Canadian Prime Minister Justin Trudeau formally apologized last month after the Speaker of the Canadian House of Commons, Anthony Rota, praised 98-year-old former soldier Yaroslav Hunka in the chamber while Ukrainian President Volodymyr Zelenskiy was present. Rota acknowledged his mistake and subsequently resigned from his position.
Putin criticized Rota's actions, asserting that he had essentially equated Nazi collaborators, Nazi SS troops, and the current Ukrainian military forces fighting against Russia. He argued that this episode supported Russia's stance that denazification is one of its objectives in Ukraine.

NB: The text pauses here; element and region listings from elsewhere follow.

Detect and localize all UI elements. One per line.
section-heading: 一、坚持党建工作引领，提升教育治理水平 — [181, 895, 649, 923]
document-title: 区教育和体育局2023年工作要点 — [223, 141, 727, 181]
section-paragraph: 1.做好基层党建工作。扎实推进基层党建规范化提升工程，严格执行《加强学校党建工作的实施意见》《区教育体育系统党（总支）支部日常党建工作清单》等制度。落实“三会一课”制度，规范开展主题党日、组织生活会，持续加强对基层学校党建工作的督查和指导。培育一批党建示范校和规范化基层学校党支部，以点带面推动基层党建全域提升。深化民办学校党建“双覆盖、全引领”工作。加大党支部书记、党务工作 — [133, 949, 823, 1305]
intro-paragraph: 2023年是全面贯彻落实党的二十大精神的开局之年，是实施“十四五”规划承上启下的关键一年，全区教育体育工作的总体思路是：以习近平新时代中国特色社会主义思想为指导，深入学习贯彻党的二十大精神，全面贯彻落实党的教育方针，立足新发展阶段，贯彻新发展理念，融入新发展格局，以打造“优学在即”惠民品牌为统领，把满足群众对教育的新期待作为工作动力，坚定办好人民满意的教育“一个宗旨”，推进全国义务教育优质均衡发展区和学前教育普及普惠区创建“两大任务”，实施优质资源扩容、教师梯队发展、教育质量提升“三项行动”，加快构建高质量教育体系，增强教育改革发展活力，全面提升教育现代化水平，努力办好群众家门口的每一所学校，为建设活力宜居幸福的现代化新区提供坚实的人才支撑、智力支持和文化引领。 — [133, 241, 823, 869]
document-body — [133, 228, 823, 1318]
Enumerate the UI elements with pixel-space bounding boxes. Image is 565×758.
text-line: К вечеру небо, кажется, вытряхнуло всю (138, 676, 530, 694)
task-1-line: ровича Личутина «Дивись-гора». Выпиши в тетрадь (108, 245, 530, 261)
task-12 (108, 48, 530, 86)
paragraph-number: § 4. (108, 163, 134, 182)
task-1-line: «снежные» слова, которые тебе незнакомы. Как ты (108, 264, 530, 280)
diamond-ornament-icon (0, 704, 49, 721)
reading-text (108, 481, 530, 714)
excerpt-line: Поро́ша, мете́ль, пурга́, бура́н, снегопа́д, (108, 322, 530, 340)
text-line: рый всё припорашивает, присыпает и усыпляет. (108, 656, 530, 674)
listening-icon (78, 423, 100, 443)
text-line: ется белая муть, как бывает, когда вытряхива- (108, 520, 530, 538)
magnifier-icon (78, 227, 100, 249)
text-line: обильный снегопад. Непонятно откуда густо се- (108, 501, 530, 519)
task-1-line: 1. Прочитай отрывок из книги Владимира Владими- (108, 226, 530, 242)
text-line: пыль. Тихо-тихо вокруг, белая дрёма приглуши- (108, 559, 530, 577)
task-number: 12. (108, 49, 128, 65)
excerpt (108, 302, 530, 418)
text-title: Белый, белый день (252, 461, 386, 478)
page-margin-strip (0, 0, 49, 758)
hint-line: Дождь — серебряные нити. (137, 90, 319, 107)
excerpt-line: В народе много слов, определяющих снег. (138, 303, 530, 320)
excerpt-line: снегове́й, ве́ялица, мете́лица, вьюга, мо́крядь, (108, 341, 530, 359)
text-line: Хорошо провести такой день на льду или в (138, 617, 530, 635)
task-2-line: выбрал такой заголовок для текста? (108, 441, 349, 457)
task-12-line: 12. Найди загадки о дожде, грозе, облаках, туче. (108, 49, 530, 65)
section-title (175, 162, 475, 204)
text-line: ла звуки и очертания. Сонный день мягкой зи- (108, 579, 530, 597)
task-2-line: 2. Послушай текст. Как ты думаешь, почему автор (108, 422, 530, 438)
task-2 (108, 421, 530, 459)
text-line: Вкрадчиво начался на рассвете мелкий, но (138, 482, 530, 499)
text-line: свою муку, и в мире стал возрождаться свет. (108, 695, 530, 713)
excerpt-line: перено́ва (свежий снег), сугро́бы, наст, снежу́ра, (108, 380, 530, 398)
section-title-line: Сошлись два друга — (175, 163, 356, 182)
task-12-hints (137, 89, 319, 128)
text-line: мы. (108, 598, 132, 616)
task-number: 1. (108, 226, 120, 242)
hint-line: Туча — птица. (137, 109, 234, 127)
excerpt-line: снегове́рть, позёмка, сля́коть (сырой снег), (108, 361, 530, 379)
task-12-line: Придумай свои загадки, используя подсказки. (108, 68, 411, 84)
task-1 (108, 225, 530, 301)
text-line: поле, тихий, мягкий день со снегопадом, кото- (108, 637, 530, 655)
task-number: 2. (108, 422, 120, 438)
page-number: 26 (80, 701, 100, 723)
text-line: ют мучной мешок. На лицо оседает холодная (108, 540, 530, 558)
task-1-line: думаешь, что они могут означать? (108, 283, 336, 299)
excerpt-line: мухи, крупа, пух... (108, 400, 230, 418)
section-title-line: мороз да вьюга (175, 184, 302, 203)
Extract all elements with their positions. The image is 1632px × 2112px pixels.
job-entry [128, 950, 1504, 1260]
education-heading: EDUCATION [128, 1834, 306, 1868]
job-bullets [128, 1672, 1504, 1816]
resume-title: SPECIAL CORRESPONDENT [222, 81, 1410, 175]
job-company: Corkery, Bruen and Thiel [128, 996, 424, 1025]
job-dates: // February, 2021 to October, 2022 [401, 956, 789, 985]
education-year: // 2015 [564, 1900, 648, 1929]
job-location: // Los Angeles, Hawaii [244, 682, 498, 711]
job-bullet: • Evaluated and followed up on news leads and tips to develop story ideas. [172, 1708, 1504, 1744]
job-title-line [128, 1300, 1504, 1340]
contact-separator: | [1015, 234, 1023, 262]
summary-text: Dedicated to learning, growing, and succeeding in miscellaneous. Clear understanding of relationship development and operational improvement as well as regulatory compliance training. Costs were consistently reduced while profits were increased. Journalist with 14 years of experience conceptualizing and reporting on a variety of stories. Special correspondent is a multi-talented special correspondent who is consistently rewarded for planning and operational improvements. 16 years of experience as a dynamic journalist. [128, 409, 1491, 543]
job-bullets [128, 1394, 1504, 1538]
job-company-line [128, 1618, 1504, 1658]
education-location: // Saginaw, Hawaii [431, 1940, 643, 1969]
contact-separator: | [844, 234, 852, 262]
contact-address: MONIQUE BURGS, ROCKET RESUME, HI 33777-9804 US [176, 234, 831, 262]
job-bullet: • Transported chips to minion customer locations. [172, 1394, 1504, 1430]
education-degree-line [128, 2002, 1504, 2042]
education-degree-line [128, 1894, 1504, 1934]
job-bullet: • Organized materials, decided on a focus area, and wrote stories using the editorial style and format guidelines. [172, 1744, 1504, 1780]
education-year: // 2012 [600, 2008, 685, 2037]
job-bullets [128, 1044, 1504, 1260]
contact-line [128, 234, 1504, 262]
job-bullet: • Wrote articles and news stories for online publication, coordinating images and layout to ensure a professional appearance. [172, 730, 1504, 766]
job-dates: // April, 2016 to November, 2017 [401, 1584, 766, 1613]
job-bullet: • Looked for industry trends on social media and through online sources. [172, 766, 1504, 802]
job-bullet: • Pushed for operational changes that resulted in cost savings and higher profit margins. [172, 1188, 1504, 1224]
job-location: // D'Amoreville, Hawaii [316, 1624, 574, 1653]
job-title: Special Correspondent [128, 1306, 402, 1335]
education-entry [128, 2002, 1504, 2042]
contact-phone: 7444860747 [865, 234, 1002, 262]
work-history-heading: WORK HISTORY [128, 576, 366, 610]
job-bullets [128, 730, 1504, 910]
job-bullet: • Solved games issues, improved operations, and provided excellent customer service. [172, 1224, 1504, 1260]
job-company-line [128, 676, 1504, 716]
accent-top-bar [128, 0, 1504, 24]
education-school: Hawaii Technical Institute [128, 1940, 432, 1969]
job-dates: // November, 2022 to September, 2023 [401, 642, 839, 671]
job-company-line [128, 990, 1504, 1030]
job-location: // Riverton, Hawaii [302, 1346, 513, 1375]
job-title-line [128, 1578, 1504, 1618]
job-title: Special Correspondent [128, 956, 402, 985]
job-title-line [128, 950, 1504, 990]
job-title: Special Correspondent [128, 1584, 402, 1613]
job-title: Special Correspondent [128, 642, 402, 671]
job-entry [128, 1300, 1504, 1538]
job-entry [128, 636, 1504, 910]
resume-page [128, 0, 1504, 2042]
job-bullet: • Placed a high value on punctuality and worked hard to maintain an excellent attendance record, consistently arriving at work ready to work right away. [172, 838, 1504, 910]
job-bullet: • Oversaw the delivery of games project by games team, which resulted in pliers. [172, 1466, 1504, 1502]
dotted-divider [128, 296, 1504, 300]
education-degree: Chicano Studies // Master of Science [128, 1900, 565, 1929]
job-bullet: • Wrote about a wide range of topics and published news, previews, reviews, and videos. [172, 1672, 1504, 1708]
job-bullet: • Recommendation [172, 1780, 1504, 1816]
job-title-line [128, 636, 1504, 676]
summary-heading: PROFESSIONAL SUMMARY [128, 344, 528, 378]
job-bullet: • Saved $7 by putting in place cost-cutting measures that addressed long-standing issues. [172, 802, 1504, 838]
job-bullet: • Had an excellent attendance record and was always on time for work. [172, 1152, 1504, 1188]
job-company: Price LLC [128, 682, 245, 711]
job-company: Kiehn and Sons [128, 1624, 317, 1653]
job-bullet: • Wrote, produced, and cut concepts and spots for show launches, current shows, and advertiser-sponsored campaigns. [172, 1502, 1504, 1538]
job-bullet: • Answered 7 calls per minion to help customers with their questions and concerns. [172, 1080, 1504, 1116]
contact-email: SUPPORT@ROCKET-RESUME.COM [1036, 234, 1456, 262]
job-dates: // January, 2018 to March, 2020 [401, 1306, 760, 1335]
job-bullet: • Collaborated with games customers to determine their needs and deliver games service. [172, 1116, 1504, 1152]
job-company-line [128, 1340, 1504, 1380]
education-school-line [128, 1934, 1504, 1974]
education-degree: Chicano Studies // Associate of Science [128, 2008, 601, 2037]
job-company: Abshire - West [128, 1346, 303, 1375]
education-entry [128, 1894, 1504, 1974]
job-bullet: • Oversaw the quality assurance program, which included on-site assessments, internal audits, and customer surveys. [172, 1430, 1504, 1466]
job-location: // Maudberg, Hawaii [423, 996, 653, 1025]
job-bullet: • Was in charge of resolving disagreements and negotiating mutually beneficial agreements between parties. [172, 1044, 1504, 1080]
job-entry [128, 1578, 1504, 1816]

It later came to light that Yaroslav Hunka had served in the Waffen SS, which was an autonomous military corps affiliated with Adolf Hitler's Nazi party and recruited a significant number of non-Germans into its ranks during World War II. This included thousands of Ukrainian nationalists who viewed the invading German forces as liberators from Moscow's oppression.
Canadian Deputy Prime Minister Chrystia Freeland responded to Putin's comments, emphasizing the importance of countering Russian propaganda and not allowing Putin to exploit the former speaker's grave error. She urged collective efforts to push back against everything Vladimir Putin says and does.
The Canadian incident fits into Putin's narrative that Russia's military intervention in Ukraine last year aimed to "demilitarize and denazify" the country. In contrast, Kyiv and its Western allies argue that Russia's actions constitute an unprovoked war of aggression designed to seize territory. Ukrainian President Volodymyr Zelenskiy, who is Jewish, has dismissed Moscow's claims that his administration is dominated by Nazis as absurd.